Democratic Denver Mayor Michael Hancock issued an order requiring residents of the Colorado city to stay at home through April 10. People in Denver won’t be able to go out except to the grocery store, doctor or for exercise, Hancock said. Parks are currently crowded with gatherings of people playing games and picnicking, and these activities will be prohibited.
Shelter-in-place orders are about to take effect for about a third of Kansans, and Democratic Gov. Laura Kelly announced that she will tighten restrictions on public gatherings.
Republican Maryland Gov. Larry Hogan ordered all nonessential businesses to close, Democratic District of Columbia Mayor Muriel Bowser urged people to remain home as much as possible and Democratic Virginia Gov. Ralph Northam ordered restaurants to close their dining rooms and announced schools would be closed the rest of the academic year.
Connecticut public schools must remain closed through at least April 20, Democratic Gov. Ned Lamont announced.
Indiana joined a handful of states, including several of its neighbors, by shutting down nonessential travel and businesses. Republican Gov. Eric Holcomb issued a handful of executive orders, including one requiring Hoosiers to "stay at home" until April 7.

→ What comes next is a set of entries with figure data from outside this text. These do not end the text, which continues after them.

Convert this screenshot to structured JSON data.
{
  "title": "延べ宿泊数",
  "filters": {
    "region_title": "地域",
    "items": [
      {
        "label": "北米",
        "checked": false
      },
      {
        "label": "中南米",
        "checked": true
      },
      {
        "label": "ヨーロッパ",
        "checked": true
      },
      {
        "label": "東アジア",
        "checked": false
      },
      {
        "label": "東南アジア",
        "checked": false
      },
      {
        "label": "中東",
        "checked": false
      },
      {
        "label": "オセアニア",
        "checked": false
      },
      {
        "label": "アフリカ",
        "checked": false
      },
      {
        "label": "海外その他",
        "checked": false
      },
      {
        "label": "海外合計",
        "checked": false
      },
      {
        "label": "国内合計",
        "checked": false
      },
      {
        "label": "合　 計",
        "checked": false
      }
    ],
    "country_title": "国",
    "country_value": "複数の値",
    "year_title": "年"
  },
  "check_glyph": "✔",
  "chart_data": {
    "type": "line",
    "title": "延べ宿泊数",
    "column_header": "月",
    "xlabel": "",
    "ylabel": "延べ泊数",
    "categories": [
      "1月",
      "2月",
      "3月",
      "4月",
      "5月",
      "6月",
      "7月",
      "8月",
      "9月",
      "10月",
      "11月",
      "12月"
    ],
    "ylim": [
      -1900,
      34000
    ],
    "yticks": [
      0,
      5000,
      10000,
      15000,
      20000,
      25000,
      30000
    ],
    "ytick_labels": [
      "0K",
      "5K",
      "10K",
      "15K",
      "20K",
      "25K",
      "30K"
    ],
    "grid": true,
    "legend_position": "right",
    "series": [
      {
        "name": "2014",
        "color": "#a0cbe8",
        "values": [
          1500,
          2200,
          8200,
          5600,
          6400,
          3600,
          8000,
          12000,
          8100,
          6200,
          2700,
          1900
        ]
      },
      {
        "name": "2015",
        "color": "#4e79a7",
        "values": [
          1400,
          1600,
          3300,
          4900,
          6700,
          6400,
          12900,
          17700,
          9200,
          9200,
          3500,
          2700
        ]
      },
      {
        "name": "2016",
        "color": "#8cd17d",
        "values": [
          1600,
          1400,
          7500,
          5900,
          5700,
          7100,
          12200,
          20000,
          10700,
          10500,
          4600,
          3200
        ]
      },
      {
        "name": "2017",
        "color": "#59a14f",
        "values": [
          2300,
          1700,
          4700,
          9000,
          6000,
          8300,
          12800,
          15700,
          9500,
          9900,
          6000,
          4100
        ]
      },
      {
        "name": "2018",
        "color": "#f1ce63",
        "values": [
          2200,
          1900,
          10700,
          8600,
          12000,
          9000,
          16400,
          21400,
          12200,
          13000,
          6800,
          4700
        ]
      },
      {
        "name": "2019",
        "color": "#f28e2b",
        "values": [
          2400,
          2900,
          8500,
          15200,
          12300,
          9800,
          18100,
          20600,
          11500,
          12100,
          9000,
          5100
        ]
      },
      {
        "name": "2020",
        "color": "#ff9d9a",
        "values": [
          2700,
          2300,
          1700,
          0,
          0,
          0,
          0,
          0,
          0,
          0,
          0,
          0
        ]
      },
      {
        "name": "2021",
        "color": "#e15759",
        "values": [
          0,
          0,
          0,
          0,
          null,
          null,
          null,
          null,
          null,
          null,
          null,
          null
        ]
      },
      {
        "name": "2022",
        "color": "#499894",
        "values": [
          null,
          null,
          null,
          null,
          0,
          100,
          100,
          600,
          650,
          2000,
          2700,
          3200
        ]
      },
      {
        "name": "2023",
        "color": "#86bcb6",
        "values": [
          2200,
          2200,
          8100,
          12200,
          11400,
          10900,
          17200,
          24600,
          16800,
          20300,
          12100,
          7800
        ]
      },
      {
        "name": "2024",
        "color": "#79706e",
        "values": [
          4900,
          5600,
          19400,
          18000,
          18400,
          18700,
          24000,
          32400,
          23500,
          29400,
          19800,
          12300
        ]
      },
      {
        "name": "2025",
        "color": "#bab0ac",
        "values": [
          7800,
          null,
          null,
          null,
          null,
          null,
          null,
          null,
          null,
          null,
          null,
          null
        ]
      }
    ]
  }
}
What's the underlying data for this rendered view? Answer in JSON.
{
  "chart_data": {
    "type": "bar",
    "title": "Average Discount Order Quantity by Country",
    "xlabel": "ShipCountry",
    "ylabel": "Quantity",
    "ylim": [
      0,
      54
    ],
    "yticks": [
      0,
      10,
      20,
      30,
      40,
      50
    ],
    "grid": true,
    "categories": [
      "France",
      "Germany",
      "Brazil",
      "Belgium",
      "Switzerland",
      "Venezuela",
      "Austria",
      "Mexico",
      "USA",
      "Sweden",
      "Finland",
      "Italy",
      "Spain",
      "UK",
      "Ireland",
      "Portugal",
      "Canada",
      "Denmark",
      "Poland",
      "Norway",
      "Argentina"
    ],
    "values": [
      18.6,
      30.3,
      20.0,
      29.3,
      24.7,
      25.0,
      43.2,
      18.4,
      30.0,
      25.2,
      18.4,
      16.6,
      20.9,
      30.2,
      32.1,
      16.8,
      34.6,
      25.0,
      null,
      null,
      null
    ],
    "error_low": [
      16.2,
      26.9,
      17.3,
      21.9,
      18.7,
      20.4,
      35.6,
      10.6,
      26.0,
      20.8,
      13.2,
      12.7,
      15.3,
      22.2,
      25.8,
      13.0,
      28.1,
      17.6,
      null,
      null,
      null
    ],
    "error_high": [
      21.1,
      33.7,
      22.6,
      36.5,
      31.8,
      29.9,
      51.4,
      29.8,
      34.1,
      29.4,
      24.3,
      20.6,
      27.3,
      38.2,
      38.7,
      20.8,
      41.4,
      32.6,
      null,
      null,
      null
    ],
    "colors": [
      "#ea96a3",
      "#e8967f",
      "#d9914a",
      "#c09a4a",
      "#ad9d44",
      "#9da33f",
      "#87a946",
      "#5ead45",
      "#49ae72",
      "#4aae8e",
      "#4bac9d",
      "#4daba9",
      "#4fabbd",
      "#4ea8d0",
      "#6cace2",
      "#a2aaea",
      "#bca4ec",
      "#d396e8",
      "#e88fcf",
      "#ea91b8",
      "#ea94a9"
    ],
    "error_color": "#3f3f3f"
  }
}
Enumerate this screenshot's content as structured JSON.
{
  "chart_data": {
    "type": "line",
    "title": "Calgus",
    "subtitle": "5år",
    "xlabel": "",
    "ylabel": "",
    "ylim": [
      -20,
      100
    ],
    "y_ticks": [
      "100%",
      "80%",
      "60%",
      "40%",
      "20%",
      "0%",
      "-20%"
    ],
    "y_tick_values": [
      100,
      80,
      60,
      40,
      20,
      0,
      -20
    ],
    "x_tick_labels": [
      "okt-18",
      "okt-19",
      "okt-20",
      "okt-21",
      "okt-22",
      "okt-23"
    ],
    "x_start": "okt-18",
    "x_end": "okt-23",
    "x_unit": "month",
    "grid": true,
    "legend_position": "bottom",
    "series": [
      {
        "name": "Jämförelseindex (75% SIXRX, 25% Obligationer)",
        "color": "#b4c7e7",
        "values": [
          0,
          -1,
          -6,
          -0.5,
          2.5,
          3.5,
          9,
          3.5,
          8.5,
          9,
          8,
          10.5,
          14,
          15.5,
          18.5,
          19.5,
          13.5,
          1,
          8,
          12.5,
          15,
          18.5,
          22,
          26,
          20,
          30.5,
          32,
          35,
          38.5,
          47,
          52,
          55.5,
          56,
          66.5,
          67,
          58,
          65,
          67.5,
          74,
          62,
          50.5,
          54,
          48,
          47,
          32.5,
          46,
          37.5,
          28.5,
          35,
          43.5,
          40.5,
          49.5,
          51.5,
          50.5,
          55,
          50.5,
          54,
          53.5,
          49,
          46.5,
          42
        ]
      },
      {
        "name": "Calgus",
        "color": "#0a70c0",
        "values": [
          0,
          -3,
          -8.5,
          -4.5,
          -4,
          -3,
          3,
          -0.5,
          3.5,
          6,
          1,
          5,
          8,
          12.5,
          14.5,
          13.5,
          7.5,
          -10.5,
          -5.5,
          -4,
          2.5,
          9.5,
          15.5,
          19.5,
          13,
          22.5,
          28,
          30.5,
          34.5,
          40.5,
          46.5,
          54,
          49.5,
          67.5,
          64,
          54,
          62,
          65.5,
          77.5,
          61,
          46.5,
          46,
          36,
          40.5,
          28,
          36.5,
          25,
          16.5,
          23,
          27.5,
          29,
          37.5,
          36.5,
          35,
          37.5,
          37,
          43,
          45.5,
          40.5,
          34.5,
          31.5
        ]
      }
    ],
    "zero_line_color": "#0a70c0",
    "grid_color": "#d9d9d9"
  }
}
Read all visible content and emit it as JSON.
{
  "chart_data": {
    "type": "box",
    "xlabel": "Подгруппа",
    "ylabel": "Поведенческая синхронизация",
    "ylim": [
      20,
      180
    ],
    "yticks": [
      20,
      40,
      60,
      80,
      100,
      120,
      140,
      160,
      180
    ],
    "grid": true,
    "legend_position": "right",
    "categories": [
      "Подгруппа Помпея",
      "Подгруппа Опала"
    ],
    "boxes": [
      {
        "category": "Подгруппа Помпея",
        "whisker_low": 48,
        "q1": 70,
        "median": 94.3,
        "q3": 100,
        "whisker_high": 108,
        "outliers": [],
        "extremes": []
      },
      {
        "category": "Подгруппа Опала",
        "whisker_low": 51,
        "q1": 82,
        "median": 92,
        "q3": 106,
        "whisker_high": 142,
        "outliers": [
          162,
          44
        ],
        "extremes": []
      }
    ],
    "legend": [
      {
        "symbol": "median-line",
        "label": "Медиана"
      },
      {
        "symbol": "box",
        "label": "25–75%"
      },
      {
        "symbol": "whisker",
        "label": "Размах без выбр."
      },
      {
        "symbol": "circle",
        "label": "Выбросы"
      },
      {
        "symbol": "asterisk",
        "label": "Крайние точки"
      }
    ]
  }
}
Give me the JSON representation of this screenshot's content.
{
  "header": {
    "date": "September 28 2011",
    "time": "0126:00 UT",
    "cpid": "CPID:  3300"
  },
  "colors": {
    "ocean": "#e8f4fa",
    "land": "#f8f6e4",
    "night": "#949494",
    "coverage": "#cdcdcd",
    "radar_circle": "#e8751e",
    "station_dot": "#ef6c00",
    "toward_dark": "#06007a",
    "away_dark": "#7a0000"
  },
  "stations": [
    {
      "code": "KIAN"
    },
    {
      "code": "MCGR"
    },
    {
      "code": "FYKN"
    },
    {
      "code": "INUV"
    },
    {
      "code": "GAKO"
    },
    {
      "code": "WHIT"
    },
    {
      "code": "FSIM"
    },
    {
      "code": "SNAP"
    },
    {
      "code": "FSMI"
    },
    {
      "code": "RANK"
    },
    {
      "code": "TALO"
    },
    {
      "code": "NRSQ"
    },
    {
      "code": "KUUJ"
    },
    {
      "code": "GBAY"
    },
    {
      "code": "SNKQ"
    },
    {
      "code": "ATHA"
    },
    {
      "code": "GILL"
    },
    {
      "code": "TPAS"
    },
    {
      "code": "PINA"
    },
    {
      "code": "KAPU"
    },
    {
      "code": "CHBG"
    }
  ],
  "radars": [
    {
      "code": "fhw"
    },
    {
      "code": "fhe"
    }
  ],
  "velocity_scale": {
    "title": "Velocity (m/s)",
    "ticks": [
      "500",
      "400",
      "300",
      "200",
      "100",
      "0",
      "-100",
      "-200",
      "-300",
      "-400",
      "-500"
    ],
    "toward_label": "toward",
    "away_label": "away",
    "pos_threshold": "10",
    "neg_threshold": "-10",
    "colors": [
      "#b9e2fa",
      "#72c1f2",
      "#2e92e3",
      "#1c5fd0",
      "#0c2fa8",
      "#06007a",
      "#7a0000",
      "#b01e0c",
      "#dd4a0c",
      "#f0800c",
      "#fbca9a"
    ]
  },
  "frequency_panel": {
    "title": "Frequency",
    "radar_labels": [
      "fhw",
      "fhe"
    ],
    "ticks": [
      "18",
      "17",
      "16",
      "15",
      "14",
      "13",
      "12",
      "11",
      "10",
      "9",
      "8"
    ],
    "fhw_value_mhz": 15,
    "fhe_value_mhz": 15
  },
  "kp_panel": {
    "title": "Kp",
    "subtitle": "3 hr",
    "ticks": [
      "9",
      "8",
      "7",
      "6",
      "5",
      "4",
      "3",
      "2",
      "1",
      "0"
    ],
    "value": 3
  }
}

A new order from North Carolina Gov. Roy Cooper, a Democrat, banned gatherings of more than 50 people and ordered businesses such as gyms, movie theaters and nail salons to close. Cooper also said that public schools in the state will remain closed until May 15.
Republican Gov. Kay Ivey and the Alabama Department of Revenue moved the due date for filing state income taxes from April 15 to July 15, following a similar move by the Internal Revenue Service. The governor’s office said taxpayers can also defer state income tax payments.
Despite likely short-term financial damage to the state budget, Republican Gov. Brian Kemp said Georgia will move its deadline for filing income tax returns from April 15 to July 15 amid the coronavirus pandemic.
Democratic Gov. Tony Evers prepared to order Wisconsinites to stay in their homes starting this week.
Democratic Pennsylvania Gov. Tom Wolf ordered that schools remain closed until early April and issued a stay-at-home order for the seven counties that have been hit hardest.
Republican Gov. Phil Scott announced that Vermont has pushed back tax deadlines for businesses and individual Vermonters, to provide economic relief.
Republican Gov. Brian Kemp announced a series of measures, including the shutdown of bars and nightclubs across the state.
The Arkansas Department of Health has ordered salons, barbershops and tattoo shops to close their doors.
Gov. Jay Inslee, a Democrat, is ordering all Washington residents to stay at home, except for crucial activities like buying groceries, seeking medical care or going to work at essential businesses. The new order also requires closure of nonessential businesses.
Oregon Gov. Kate Brown, a Democrat, instructed people to stay home except when traveling for essential work, buying food and similar critical supplies or returning to their own homes. The restrictions are legally enforceable restrictions.
In the sharpest restriction on daily life yet, GOP Gov. Charlie Baker ordered all nonessential businesses in Massachusetts to close their doors and urged the state’s nearly 7 million people to stay home.